Researchers developing a technology that can treat urine for reuse on-site rather than at a centralized wastewater treatment facility, according to a press release by West Virginia University.
The technology could reside underneath a toilet, enabling urine treatment to happen quickly and promoting the recovery of nitrogen. The latest findings improve a key process in the technology: the speed at which an on-site design can treat urine.
The findings, published in the journal Environmental Technology, make urine recycling more feasible in terms of integration into existing infrastructure and could reduce the amount of nutrients that enter lakes and rivers. Excessive nutrient discharge can put aquatic ecosystems at risk by promoting the growth of algae that consume dissolved oxygen in the water.
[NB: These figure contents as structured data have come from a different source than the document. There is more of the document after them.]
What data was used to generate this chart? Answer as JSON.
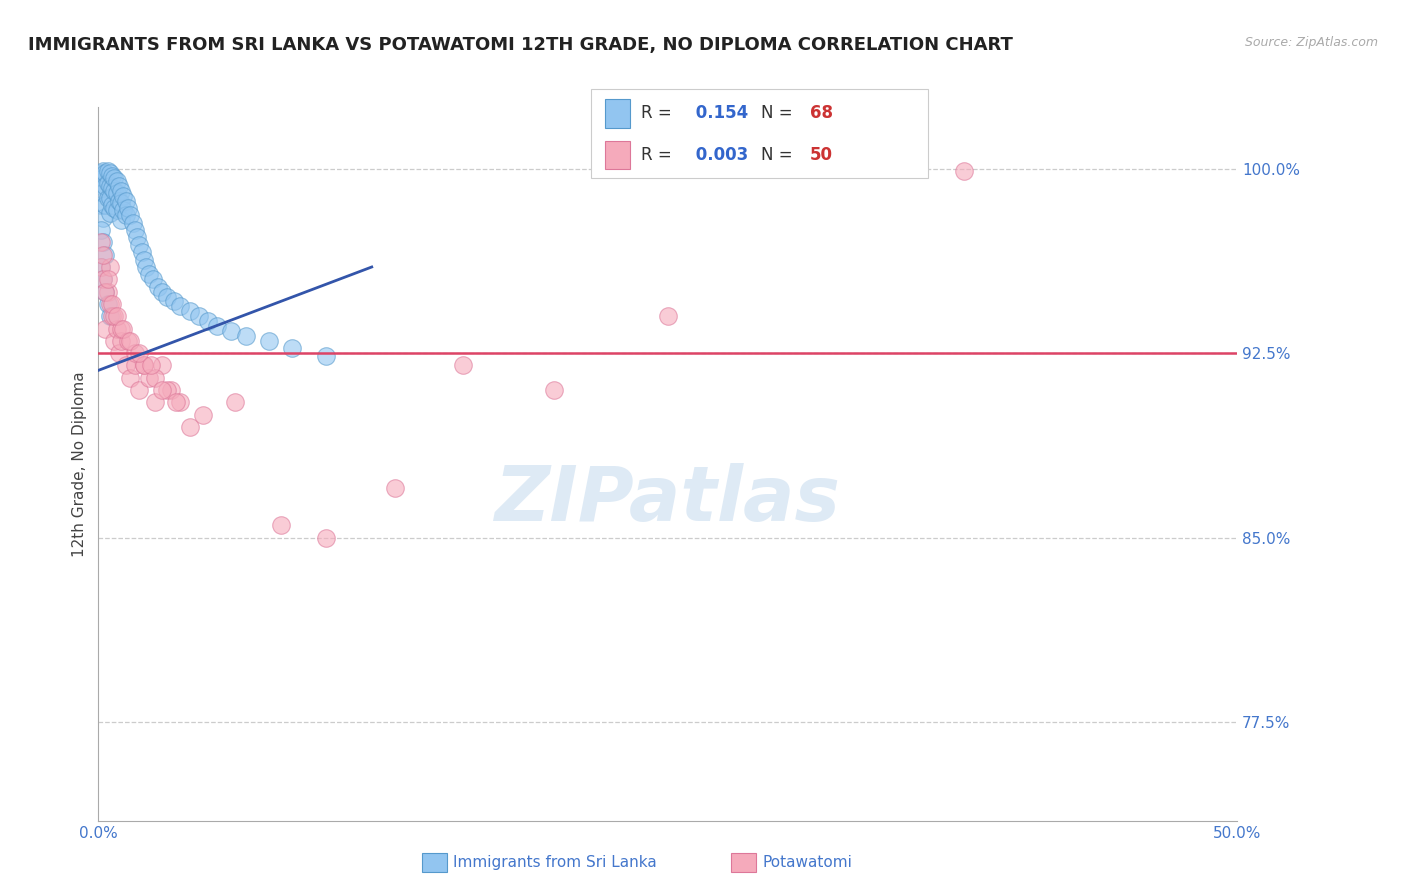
{
  "title": "IMMIGRANTS FROM SRI LANKA VS POTAWATOMI 12TH GRADE, NO DIPLOMA CORRELATION CHART",
  "source_text": "Source: ZipAtlas.com",
  "ylabel": "12th Grade, No Diploma",
  "xlabel_label1": "Immigrants from Sri Lanka",
  "xlabel_label2": "Potawatomi",
  "xmin": 0.0,
  "xmax": 0.5,
  "ymin": 0.735,
  "ymax": 1.025,
  "yticks": [
    0.775,
    0.85,
    0.925,
    1.0
  ],
  "ytick_labels": [
    "77.5%",
    "85.0%",
    "92.5%",
    "100.0%"
  ],
  "xtick_left": 0.0,
  "xtick_right": 0.5,
  "xtick_label_left": "0.0%",
  "xtick_label_right": "50.0%",
  "blue_r": 0.154,
  "blue_n": 68,
  "pink_r": 0.003,
  "pink_n": 50,
  "blue_color": "#92C5F0",
  "pink_color": "#F5AABB",
  "blue_edge_color": "#5599CC",
  "pink_edge_color": "#DD7799",
  "blue_line_color": "#3355AA",
  "pink_line_color": "#DD4466",
  "dashed_line_color": "#CCCCCC",
  "pink_hline_y": 0.925,
  "blue_trend_x0": 0.0,
  "blue_trend_y0": 0.918,
  "blue_trend_x1": 0.12,
  "blue_trend_y1": 0.96,
  "watermark_text": "ZIPatlas",
  "background_color": "#FFFFFF",
  "title_fontsize": 13,
  "axis_label_fontsize": 11,
  "tick_fontsize": 11,
  "blue_scatter_x": [
    0.001,
    0.001,
    0.001,
    0.002,
    0.002,
    0.002,
    0.002,
    0.003,
    0.003,
    0.003,
    0.004,
    0.004,
    0.004,
    0.005,
    0.005,
    0.005,
    0.005,
    0.006,
    0.006,
    0.006,
    0.007,
    0.007,
    0.007,
    0.008,
    0.008,
    0.008,
    0.009,
    0.009,
    0.01,
    0.01,
    0.01,
    0.011,
    0.011,
    0.012,
    0.012,
    0.013,
    0.014,
    0.015,
    0.016,
    0.017,
    0.018,
    0.019,
    0.02,
    0.021,
    0.022,
    0.024,
    0.026,
    0.028,
    0.03,
    0.033,
    0.036,
    0.04,
    0.044,
    0.048,
    0.052,
    0.058,
    0.065,
    0.075,
    0.085,
    0.1,
    0.001,
    0.002,
    0.003,
    0.001,
    0.002,
    0.003,
    0.004,
    0.005
  ],
  "blue_scatter_y": [
    0.998,
    0.993,
    0.985,
    0.999,
    0.996,
    0.99,
    0.98,
    0.998,
    0.993,
    0.985,
    0.999,
    0.994,
    0.988,
    0.998,
    0.993,
    0.988,
    0.982,
    0.997,
    0.992,
    0.985,
    0.996,
    0.991,
    0.984,
    0.995,
    0.99,
    0.983,
    0.993,
    0.987,
    0.991,
    0.986,
    0.979,
    0.989,
    0.983,
    0.987,
    0.981,
    0.984,
    0.981,
    0.978,
    0.975,
    0.972,
    0.969,
    0.966,
    0.963,
    0.96,
    0.957,
    0.955,
    0.952,
    0.95,
    0.948,
    0.946,
    0.944,
    0.942,
    0.94,
    0.938,
    0.936,
    0.934,
    0.932,
    0.93,
    0.927,
    0.924,
    0.975,
    0.97,
    0.965,
    0.96,
    0.955,
    0.95,
    0.945,
    0.94
  ],
  "pink_scatter_x": [
    0.001,
    0.002,
    0.003,
    0.004,
    0.005,
    0.006,
    0.007,
    0.008,
    0.009,
    0.01,
    0.012,
    0.014,
    0.016,
    0.018,
    0.02,
    0.022,
    0.025,
    0.028,
    0.032,
    0.036,
    0.001,
    0.003,
    0.005,
    0.007,
    0.01,
    0.013,
    0.016,
    0.02,
    0.025,
    0.03,
    0.002,
    0.004,
    0.006,
    0.008,
    0.011,
    0.014,
    0.018,
    0.023,
    0.028,
    0.034,
    0.04,
    0.046,
    0.06,
    0.08,
    0.1,
    0.13,
    0.16,
    0.2,
    0.25,
    0.38
  ],
  "pink_scatter_y": [
    0.96,
    0.955,
    0.935,
    0.95,
    0.945,
    0.94,
    0.93,
    0.935,
    0.925,
    0.93,
    0.92,
    0.915,
    0.92,
    0.91,
    0.92,
    0.915,
    0.905,
    0.92,
    0.91,
    0.905,
    0.97,
    0.95,
    0.96,
    0.94,
    0.935,
    0.93,
    0.925,
    0.92,
    0.915,
    0.91,
    0.965,
    0.955,
    0.945,
    0.94,
    0.935,
    0.93,
    0.925,
    0.92,
    0.91,
    0.905,
    0.895,
    0.9,
    0.905,
    0.855,
    0.85,
    0.87,
    0.92,
    0.91,
    0.94,
    0.999
  ]
}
The goal is to transform waste collection and treatment from an environmentally harmful service that costs money to an environmentally beneficial service that makes money.
Kevin Orner, assistant professor for the department of civil and environmental engineering and co-author of the study, envisions toilets that separate urine and feces, allowing each of those waste products to be collected, treated, and converted into a useful commercial product — most commonly, as agricultural fertilizer.
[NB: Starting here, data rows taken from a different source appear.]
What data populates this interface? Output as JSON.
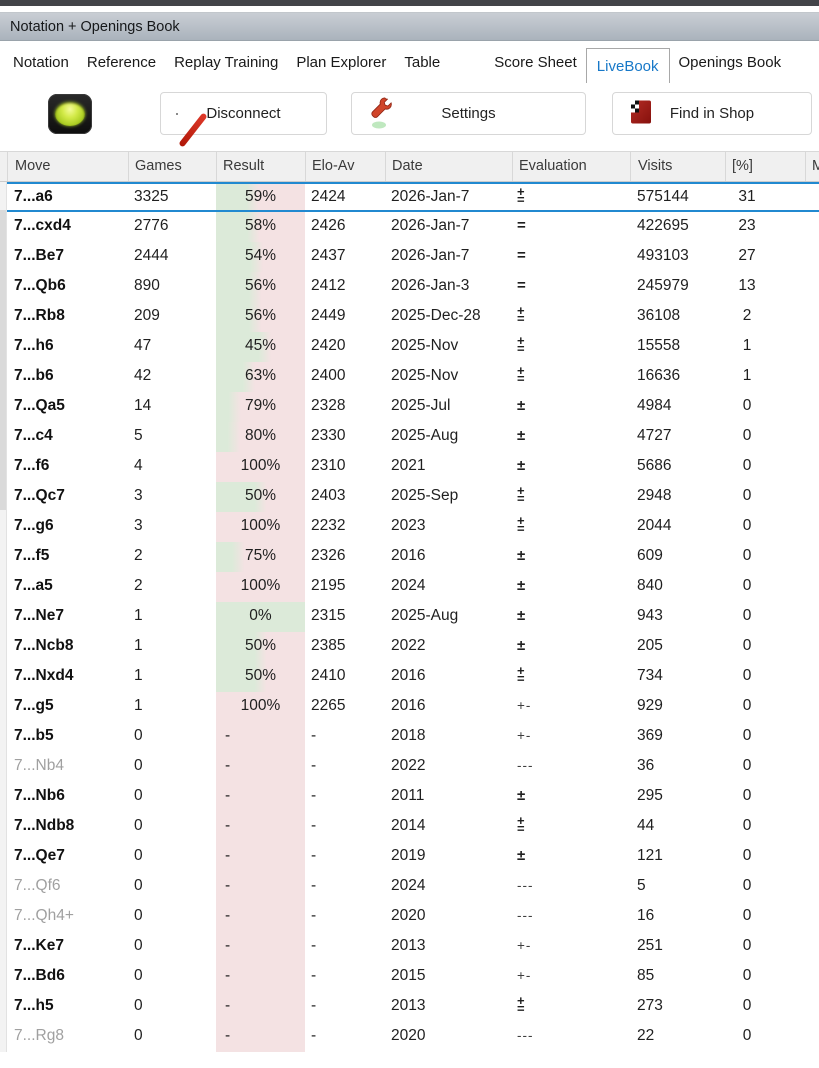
{
  "window": {
    "title": "Notation + Openings Book"
  },
  "tabs": [
    {
      "label": "Notation",
      "active": false
    },
    {
      "label": "Reference",
      "active": false
    },
    {
      "label": "Replay Training",
      "active": false
    },
    {
      "label": "Plan Explorer",
      "active": false
    },
    {
      "label": "Table",
      "active": false
    },
    {
      "label": "Score Sheet",
      "active": false
    },
    {
      "label": "LiveBook",
      "active": true
    },
    {
      "label": "Openings Book",
      "active": false
    }
  ],
  "toolbar": {
    "status_light": "green",
    "disconnect_label": "Disconnect",
    "settings_label": "Settings",
    "shop_label": "Find in Shop",
    "icons": [
      "status-light-icon",
      "disconnect-globe-icon",
      "wrench-icon",
      "shop-checkered-icon"
    ]
  },
  "colors": {
    "result_green": "#dcead9",
    "result_pink": "#f4e2e3",
    "selection_blue": "#2189d0",
    "active_tab_blue": "#1778c8"
  },
  "table": {
    "columns": [
      "Move",
      "Games",
      "Result",
      "Elo-Av",
      "Date",
      "Evaluation",
      "Visits",
      "[%]",
      "M"
    ],
    "selected_row_index": 0,
    "rows": [
      {
        "move": "7...a6",
        "games": "3325",
        "result": "59%",
        "elo_av": "2424",
        "date": "2026-Jan-7",
        "evaluation": "⩲",
        "visits": "575144",
        "pct": "31",
        "grayed": false
      },
      {
        "move": "7...cxd4",
        "games": "2776",
        "result": "58%",
        "elo_av": "2426",
        "date": "2026-Jan-7",
        "evaluation": "=",
        "visits": "422695",
        "pct": "23",
        "grayed": false
      },
      {
        "move": "7...Be7",
        "games": "2444",
        "result": "54%",
        "elo_av": "2437",
        "date": "2026-Jan-7",
        "evaluation": "=",
        "visits": "493103",
        "pct": "27",
        "grayed": false
      },
      {
        "move": "7...Qb6",
        "games": "890",
        "result": "56%",
        "elo_av": "2412",
        "date": "2026-Jan-3",
        "evaluation": "=",
        "visits": "245979",
        "pct": "13",
        "grayed": false
      },
      {
        "move": "7...Rb8",
        "games": "209",
        "result": "56%",
        "elo_av": "2449",
        "date": "2025-Dec-28",
        "evaluation": "⩲",
        "visits": "36108",
        "pct": "2",
        "grayed": false
      },
      {
        "move": "7...h6",
        "games": "47",
        "result": "45%",
        "elo_av": "2420",
        "date": "2025-Nov",
        "evaluation": "⩲",
        "visits": "15558",
        "pct": "1",
        "grayed": false
      },
      {
        "move": "7...b6",
        "games": "42",
        "result": "63%",
        "elo_av": "2400",
        "date": "2025-Nov",
        "evaluation": "⩲",
        "visits": "16636",
        "pct": "1",
        "grayed": false
      },
      {
        "move": "7...Qa5",
        "games": "14",
        "result": "79%",
        "elo_av": "2328",
        "date": "2025-Jul",
        "evaluation": "±",
        "visits": "4984",
        "pct": "0",
        "grayed": false
      },
      {
        "move": "7...c4",
        "games": "5",
        "result": "80%",
        "elo_av": "2330",
        "date": "2025-Aug",
        "evaluation": "±",
        "visits": "4727",
        "pct": "0",
        "grayed": false
      },
      {
        "move": "7...f6",
        "games": "4",
        "result": "100%",
        "elo_av": "2310",
        "date": "2021",
        "evaluation": "±",
        "visits": "5686",
        "pct": "0",
        "grayed": false
      },
      {
        "move": "7...Qc7",
        "games": "3",
        "result": "50%",
        "elo_av": "2403",
        "date": "2025-Sep",
        "evaluation": "⩲",
        "visits": "2948",
        "pct": "0",
        "grayed": false
      },
      {
        "move": "7...g6",
        "games": "3",
        "result": "100%",
        "elo_av": "2232",
        "date": "2023",
        "evaluation": "⩲",
        "visits": "2044",
        "pct": "0",
        "grayed": false
      },
      {
        "move": "7...f5",
        "games": "2",
        "result": "75%",
        "elo_av": "2326",
        "date": "2016",
        "evaluation": "±",
        "visits": "609",
        "pct": "0",
        "grayed": false
      },
      {
        "move": "7...a5",
        "games": "2",
        "result": "100%",
        "elo_av": "2195",
        "date": "2024",
        "evaluation": "±",
        "visits": "840",
        "pct": "0",
        "grayed": false
      },
      {
        "move": "7...Ne7",
        "games": "1",
        "result": "0%",
        "elo_av": "2315",
        "date": "2025-Aug",
        "evaluation": "±",
        "visits": "943",
        "pct": "0",
        "grayed": false
      },
      {
        "move": "7...Ncb8",
        "games": "1",
        "result": "50%",
        "elo_av": "2385",
        "date": "2022",
        "evaluation": "±",
        "visits": "205",
        "pct": "0",
        "grayed": false
      },
      {
        "move": "7...Nxd4",
        "games": "1",
        "result": "50%",
        "elo_av": "2410",
        "date": "2016",
        "evaluation": "⩲",
        "visits": "734",
        "pct": "0",
        "grayed": false
      },
      {
        "move": "7...g5",
        "games": "1",
        "result": "100%",
        "elo_av": "2265",
        "date": "2016",
        "evaluation": "+-",
        "visits": "929",
        "pct": "0",
        "grayed": false
      },
      {
        "move": "7...b5",
        "games": "0",
        "result": "-",
        "elo_av": "-",
        "date": "2018",
        "evaluation": "+-",
        "visits": "369",
        "pct": "0",
        "grayed": false
      },
      {
        "move": "7...Nb4",
        "games": "0",
        "result": "-",
        "elo_av": "-",
        "date": "2022",
        "evaluation": "---",
        "visits": "36",
        "pct": "0",
        "grayed": true
      },
      {
        "move": "7...Nb6",
        "games": "0",
        "result": "-",
        "elo_av": "-",
        "date": "2011",
        "evaluation": "±",
        "visits": "295",
        "pct": "0",
        "grayed": false
      },
      {
        "move": "7...Ndb8",
        "games": "0",
        "result": "-",
        "elo_av": "-",
        "date": "2014",
        "evaluation": "⩲",
        "visits": "44",
        "pct": "0",
        "grayed": false
      },
      {
        "move": "7...Qe7",
        "games": "0",
        "result": "-",
        "elo_av": "-",
        "date": "2019",
        "evaluation": "±",
        "visits": "121",
        "pct": "0",
        "grayed": false
      },
      {
        "move": "7...Qf6",
        "games": "0",
        "result": "-",
        "elo_av": "-",
        "date": "2024",
        "evaluation": "---",
        "visits": "5",
        "pct": "0",
        "grayed": true
      },
      {
        "move": "7...Qh4+",
        "games": "0",
        "result": "-",
        "elo_av": "-",
        "date": "2020",
        "evaluation": "---",
        "visits": "16",
        "pct": "0",
        "grayed": true
      },
      {
        "move": "7...Ke7",
        "games": "0",
        "result": "-",
        "elo_av": "-",
        "date": "2013",
        "evaluation": "+-",
        "visits": "251",
        "pct": "0",
        "grayed": false
      },
      {
        "move": "7...Bd6",
        "games": "0",
        "result": "-",
        "elo_av": "-",
        "date": "2015",
        "evaluation": "+-",
        "visits": "85",
        "pct": "0",
        "grayed": false
      },
      {
        "move": "7...h5",
        "games": "0",
        "result": "-",
        "elo_av": "-",
        "date": "2013",
        "evaluation": "⩲",
        "visits": "273",
        "pct": "0",
        "grayed": false
      },
      {
        "move": "7...Rg8",
        "games": "0",
        "result": "-",
        "elo_av": "-",
        "date": "2020",
        "evaluation": "---",
        "visits": "22",
        "pct": "0",
        "grayed": true
      }
    ]
  }
}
The approach Orner sees as most viable requires no power to operate. A urine-separating toilet’s design separates solids from liquids, then sends the urine to a nutrient recovery unit that’s located in or attached to the toilet itself, or potentially housed in a residential or commercial basement.
But speed is essential to large-scale implementation. Since toilets typically receive several doses of urine throughout the day, the urine has to get treated quickly so it can be released into another unit to make room for the next dose — especially in a system that’s small enough to attach to a toilet.
The researchers’ work accelerates the processing of urine. By priming the collection and treatment reservoir with an inoculation of soil containing helpful microorganisms, adding in carbon pellets to provide a growing surface for bacteria that are key to the treatment process, and using a fill-and-draw procedure whereby small quantities of treated urine are removed and fresh urine is incrementally added, his team was able to significantly accelerate treatment — reducing a process that could take weeks down to a day in one phase of the study.
Circular sanitation isn’t yet on the cusp of becoming the new normal. High-end urine-separating toilets appear almost identical to current toilets but can be expensive. Cheaper versions can have odors or require users to adopt new behaviors.
Underdeveloped policies around urine-derived fertilizer products are another barrier. And Orner pointed out that most communities’ building codes don’t consider this kind of technology in their permitting guidelines, although he has worked with the Gold Ribbon Commission on drafting regulations for adoption by state or local governments.
However, these urine-separating toilets exist — not only in Kenya and Vermont, but from Oregon to Paris and the Netherlands. Orner has a collaborator in Costa Rica who “is interested in taking the lessons learned from Brattleboro and applying those to Monteverde, an ecotourism community in the Cloud Forest,” Orner says.
“Of course, there’s the ‘ew’ factor in dealing with urine,” he adds, “but, in fact, urine isn’t a waste. It has value.”